Citing a study conducted by JPMorgan, the FT noted that the correlation among the largest 250 stocks in the S&P 500 has reached 81%. The only time this number came in higher was during the 1987 stock market crash, when it topped out at 88%. Typically, the correlation is closer to 30%. The result is that it’s increasingly difficult to add value through stock picking in the large-cap space — but that doesn’t mean it’s impossible.

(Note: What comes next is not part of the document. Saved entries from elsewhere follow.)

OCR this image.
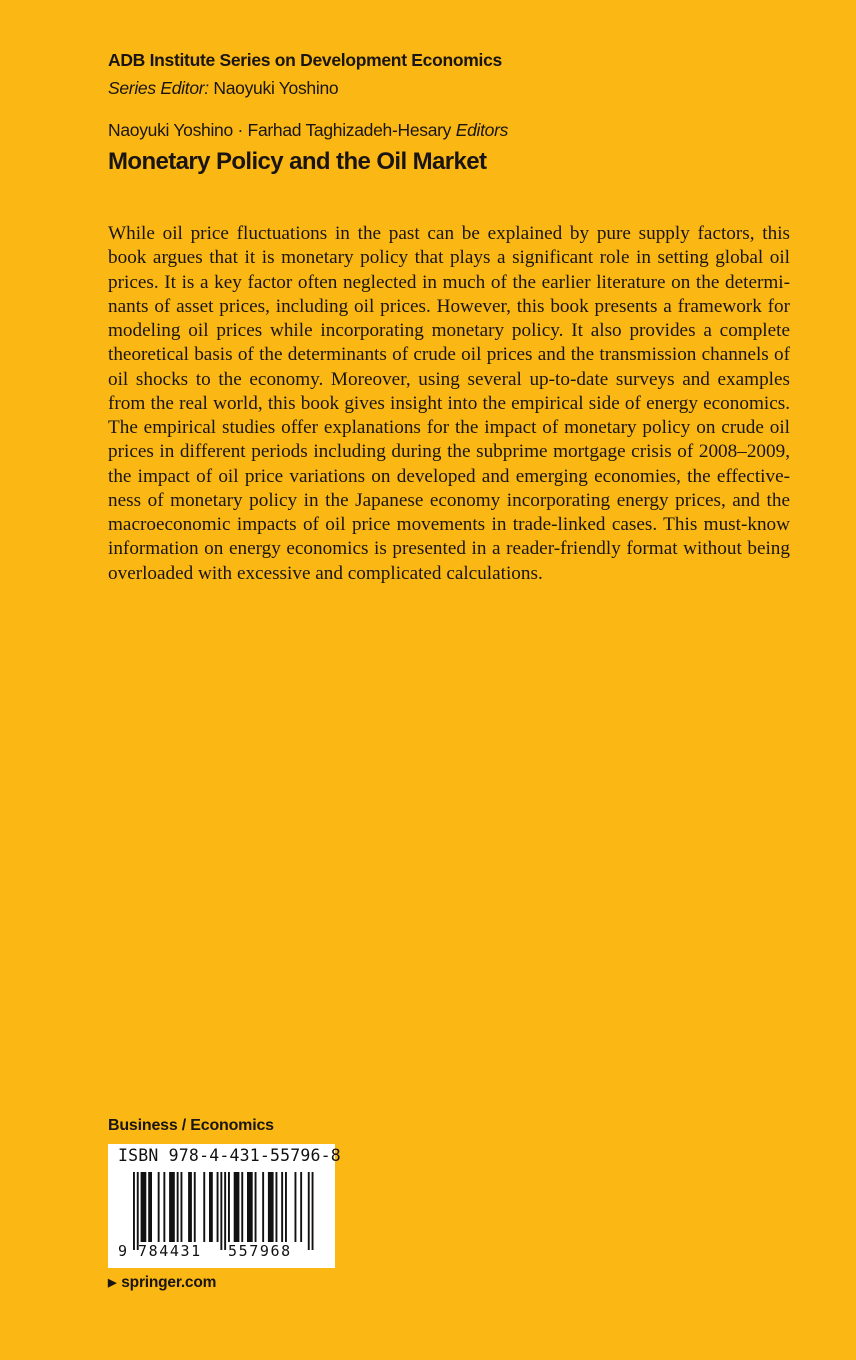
ADB Institute Series on Development Economics
Series Editor: Naoyuki Yoshino
Naoyuki Yoshino · Farhad Taghizadeh-Hesary Editors
Monetary Policy and the Oil Market

While oil price fluctuations in the past can be explained by pure supply factors, this book argues that it is monetary policy that plays a significant role in setting global oil prices. It is a key factor often neglected in much of the earlier literature on the determinants of asset prices, including oil prices. However, this book presents a framework for modeling oil prices while incorporating monetary policy. It also provides a complete theoretical basis of the determinants of crude oil prices and the transmission channels of oil shocks to the economy. Moreover, using several up-to-date surveys and examples from the real world, this book gives insight into the empirical side of energy economics. The empirical studies offer explanations for the impact of monetary policy on crude oil prices in different periods including during the subprime mortgage crisis of 2008–2009, the impact of oil price variations on developed and emerging economies, the effectiveness of monetary policy in the Japanese economy incorporating energy prices, and the macroeconomic impacts of oil price movements in trade-linked cases. This must-know information on energy economics is presented in a reader-friendly format without being overloaded with excessive and complicated calculations.

Business / Economics
ISBN 978-4-431-55796-8
9 784431 557968
▶ springer.com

A look through the charts shows that the cyclicals have been most tightly correlated with the S&P during the past three months, which makes sense, given that the fear of a global recession has been the primary factor moving the markets during that time. Using the major S&P sector exchange-traded funds as a proxy, the five sectors with the highest degree of cyclicality are trading very tightly with the S&P 500. The chart below measures the Energy Select Sector SPDR (NYSE:XLE) ETF with the S&P 500, but if you compare the index to the industrials, materials, consumer discretionary, and technology sectors, the picture is essentially the same: In most cases a trade in one of the large-cap stocks in these sectors is largely a broader-market bet until further notice.
Looking overseas hasn’t a viable option either, which isn’t surprising when Europe is the epicenter of the current problems. Both the iShares Trust MSCI EAFE Index Fund (NYSE:EFA) and iShares MSCI Emerging Markets Index Fund (NYSE:EEM) have lagged our market by a wide margin in the past three months, and very few single-country ETFs are outpacing the S&P. For now, it looks like investors are better off keeping their money at home.
That leaves the more defensive areas of the U.S. market for stock-specific opportunities, but even here the pickings are slim. The Health Care Select Sector SPDR (NYSE:XLV) ETF has been as tightly correlated with the S&P as the more cyclical market segments, and a search through the charts of the largest companies in the group finds Abbott Labs (NYSE:ABT) Bristol-Myers (NYSE:BMY), and Allergan (NYSE:AGN) among the few stocks showing any meaningful, positive divergence from the broader market.
While health care doesn’t make the cut, two other defensive sectors do: utilities and consumer staples. In utilities, some of the leading relative performers during the past three months have been Southern Cos. (NYSE:SO), Consolidated Edison (NYSE:ED), Duke Energy (NYSE:DUK), NiSource (NYSE:NI), and Constellation Energy (NYSE:CEG). They’re boring, no doubt, but at least these stocks have offered investors yield and a safe harbor at a time of trouble.
Here’s a chart of the Utilities Select Sector SPDR (NYSE:XLU) ETF:
Consumer staples also have proven to be an area that has featured both outperformance and lower correlations. Naturally, a high level of selectivity is in order given the high overseas exposure – and the threat of a rising dollar – faced by many companies in this group. Still, it has been home to a number of large-cap stocks that have bucked the broader market trend in recent months, including Coca-Cola (NYSE:KO), Kraft Foods (NYSE:KFT), Altria (NYSE:MO), and Colgate-Palmolive (NYSE:CL). Not surprisingly, all of these stocks sport yields above that of the S&P 500.
Here’s the Consumer Staples Select Sector SPDR (NYSE:XLP) ETF:
No matter how compelling a stock idea might be, the majority of large-caps are just extensions of the broader risk-on / risk-off trade until correlations begin to normalize. The Financial Times article quotes a recent Goldman research note that stated, “While we expect that the correlation level will remain generally high in the market, we would expect reduced correlation as we enter the third quarter earnings season in October and investors refocus on company fundamentals.”
This is probably spot-on, since it’s hard to picture anything but the macro trade capturing traders’ attention in the near future. Alcoa (NYSE:AA) kicks off the next earnings season on Oct. 11, which leaves another four weeks for investors to wring their hands over the problems in industrialized economies.